7. Unusual or unverified and large Receivables in a business where the product is exchanged for cash up front

8. Evidence that the company is existing on a shoestring, not paying Suppliers, Employees, Landlords etc

9. Unusual margin progression, with SG +A going down over time despite a rising global footprint, or GMs staying flat despite much lower ASP’s over time, for instance. 

10. High levels of Gross Debt. Cash balances not matched by notable Interest Income thereby suggesting they are fraudulent

11. High employee turnover, especially in the LEGAL and FINANCE areas. Co-founders or Board members leaving. 

12. Aggressive pursuit via paid third parties and/or “heavies” of any critics or people who have too many questions, which in any case are “boring”

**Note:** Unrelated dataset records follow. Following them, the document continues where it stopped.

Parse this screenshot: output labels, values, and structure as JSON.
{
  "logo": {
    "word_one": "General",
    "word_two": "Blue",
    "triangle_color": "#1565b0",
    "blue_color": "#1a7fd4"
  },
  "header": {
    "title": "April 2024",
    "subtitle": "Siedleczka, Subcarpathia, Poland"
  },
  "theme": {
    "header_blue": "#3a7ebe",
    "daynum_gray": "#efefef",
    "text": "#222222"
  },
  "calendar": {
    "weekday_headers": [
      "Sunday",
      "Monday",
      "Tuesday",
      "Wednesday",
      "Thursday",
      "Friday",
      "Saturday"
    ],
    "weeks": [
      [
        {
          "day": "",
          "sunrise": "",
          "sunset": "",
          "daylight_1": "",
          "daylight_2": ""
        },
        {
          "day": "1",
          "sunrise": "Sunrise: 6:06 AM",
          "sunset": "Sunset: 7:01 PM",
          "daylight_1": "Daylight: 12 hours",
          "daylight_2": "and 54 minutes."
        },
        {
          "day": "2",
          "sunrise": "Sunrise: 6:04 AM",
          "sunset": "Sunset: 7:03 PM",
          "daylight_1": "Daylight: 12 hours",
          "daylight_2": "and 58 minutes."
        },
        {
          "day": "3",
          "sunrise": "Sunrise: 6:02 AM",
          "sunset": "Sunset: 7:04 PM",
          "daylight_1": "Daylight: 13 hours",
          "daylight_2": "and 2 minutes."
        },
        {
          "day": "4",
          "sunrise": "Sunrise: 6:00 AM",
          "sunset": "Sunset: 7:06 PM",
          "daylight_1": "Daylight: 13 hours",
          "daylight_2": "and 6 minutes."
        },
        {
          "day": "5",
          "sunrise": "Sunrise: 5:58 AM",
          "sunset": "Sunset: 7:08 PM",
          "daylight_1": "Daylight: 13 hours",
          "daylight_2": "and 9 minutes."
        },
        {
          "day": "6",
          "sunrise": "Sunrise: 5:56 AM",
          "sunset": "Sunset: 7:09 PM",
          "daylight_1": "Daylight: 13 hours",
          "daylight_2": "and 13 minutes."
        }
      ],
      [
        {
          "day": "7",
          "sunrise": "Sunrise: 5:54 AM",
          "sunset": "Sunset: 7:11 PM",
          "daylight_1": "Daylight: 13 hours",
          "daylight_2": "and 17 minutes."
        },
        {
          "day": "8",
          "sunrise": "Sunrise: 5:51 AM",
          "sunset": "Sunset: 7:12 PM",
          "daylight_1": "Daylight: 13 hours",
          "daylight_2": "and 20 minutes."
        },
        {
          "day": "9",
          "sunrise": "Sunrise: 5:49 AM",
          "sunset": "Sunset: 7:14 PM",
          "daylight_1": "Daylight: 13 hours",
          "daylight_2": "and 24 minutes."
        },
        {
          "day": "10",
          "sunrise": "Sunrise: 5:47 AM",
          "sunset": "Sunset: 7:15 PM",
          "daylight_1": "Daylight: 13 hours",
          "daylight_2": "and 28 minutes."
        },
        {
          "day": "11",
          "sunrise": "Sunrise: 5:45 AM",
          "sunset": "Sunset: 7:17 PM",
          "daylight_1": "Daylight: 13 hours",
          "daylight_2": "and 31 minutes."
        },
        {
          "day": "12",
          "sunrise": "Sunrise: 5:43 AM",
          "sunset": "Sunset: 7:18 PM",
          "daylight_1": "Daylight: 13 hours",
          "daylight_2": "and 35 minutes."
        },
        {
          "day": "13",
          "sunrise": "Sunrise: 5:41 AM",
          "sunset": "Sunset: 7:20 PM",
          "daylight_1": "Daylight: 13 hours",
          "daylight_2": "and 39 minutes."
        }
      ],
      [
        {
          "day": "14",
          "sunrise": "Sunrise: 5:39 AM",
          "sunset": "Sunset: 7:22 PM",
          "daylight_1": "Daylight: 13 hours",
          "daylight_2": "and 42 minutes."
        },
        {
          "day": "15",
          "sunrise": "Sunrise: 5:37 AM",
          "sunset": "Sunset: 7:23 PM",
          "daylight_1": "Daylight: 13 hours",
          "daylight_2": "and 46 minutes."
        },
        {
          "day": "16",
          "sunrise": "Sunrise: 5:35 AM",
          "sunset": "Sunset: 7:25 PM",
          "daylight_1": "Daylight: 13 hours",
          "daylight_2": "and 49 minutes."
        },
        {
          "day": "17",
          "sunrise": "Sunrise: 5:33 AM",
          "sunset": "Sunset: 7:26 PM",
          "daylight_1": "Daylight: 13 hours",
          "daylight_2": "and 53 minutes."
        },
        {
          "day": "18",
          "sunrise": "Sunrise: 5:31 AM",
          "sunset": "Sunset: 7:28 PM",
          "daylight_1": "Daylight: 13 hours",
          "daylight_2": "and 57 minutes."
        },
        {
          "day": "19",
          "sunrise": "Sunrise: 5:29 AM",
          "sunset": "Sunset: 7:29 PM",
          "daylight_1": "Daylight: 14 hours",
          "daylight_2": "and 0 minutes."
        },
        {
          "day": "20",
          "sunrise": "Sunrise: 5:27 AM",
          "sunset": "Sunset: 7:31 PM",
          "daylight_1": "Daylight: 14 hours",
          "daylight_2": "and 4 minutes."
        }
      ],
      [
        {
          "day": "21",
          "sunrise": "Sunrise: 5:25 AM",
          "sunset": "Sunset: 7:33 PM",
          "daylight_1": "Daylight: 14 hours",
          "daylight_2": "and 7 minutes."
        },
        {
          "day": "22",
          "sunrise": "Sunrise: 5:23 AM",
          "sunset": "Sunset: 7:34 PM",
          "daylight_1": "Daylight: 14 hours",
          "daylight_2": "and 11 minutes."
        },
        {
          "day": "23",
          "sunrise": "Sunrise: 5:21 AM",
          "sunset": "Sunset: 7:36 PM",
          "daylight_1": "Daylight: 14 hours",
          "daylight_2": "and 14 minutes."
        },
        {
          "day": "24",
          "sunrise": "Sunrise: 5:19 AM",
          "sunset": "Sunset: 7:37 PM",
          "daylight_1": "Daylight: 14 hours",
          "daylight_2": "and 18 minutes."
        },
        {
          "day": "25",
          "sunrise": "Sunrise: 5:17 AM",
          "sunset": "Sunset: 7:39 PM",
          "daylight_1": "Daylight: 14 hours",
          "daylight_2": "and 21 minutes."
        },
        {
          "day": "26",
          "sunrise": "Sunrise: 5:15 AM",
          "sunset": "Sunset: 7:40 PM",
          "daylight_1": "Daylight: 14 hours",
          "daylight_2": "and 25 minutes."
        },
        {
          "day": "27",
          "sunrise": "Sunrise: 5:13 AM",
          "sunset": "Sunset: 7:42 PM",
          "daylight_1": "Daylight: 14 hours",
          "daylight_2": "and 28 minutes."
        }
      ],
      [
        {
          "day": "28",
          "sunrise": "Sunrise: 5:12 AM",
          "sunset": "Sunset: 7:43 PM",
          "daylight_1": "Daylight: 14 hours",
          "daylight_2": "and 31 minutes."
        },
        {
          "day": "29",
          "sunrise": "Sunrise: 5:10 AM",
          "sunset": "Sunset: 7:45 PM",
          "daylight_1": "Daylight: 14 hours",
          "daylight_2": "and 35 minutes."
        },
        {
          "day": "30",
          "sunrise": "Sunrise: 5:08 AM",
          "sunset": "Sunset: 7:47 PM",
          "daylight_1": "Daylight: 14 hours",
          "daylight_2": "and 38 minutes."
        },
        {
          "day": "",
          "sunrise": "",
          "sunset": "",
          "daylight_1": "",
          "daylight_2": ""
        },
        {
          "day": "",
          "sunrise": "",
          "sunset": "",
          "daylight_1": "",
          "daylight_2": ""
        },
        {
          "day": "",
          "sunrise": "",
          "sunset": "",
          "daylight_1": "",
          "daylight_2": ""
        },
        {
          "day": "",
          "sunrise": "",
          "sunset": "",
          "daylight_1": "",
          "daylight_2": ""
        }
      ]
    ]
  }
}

13. Dislike of Hedge Funds

14. Possible Narcissistic Personality Disorder on the part of the CEO. Additional points if he/she uses Twitter a lot

15. Large cabal of outcasts/weirdos/bloggers/Twitter groups who have been saying for years that everything is amiss but just get a lot of criticism because the stock keeps going up ergo they must be idiots

16. Slowing top line growth rate despite all the hoopla and supposed “growth stock” status. Evidence of competitors rapidly eroding unsustainably high market share. 

17. Loss making. Ideally never made a profit but likes to pretend it did or failing that, that it will for sure in 2-3 years due to highly questionable new products. But the 2-3 years gets pushed out constantly

18. Extensive use/exclusive use of NON-GAAP Accounting and occasional bridging to get from a Net Loss to a (small) Net Profit via poorly explained one-offs/Other Items/unusually large Credits of some kind in a desperate attempt to get into an Index by illicit means

19. Weak Board, preferably also small and ideally in hock in some way to the CEO, who therefore do his/her bidding. Helps if some of them are related physically to the CEO.

20. Gullible media, gullible analysts and dozens of paid bloggers who produce Price Targets out of nowhere based on “Option Value” or put another way products that are at least 5 years away from having any material impact. 

We’re having some trouble here. We kind of have the feeling that Mirabaud has someone in mind, but we can’t for the life of us think of a large listed company that ticks these boxes. We are stumped.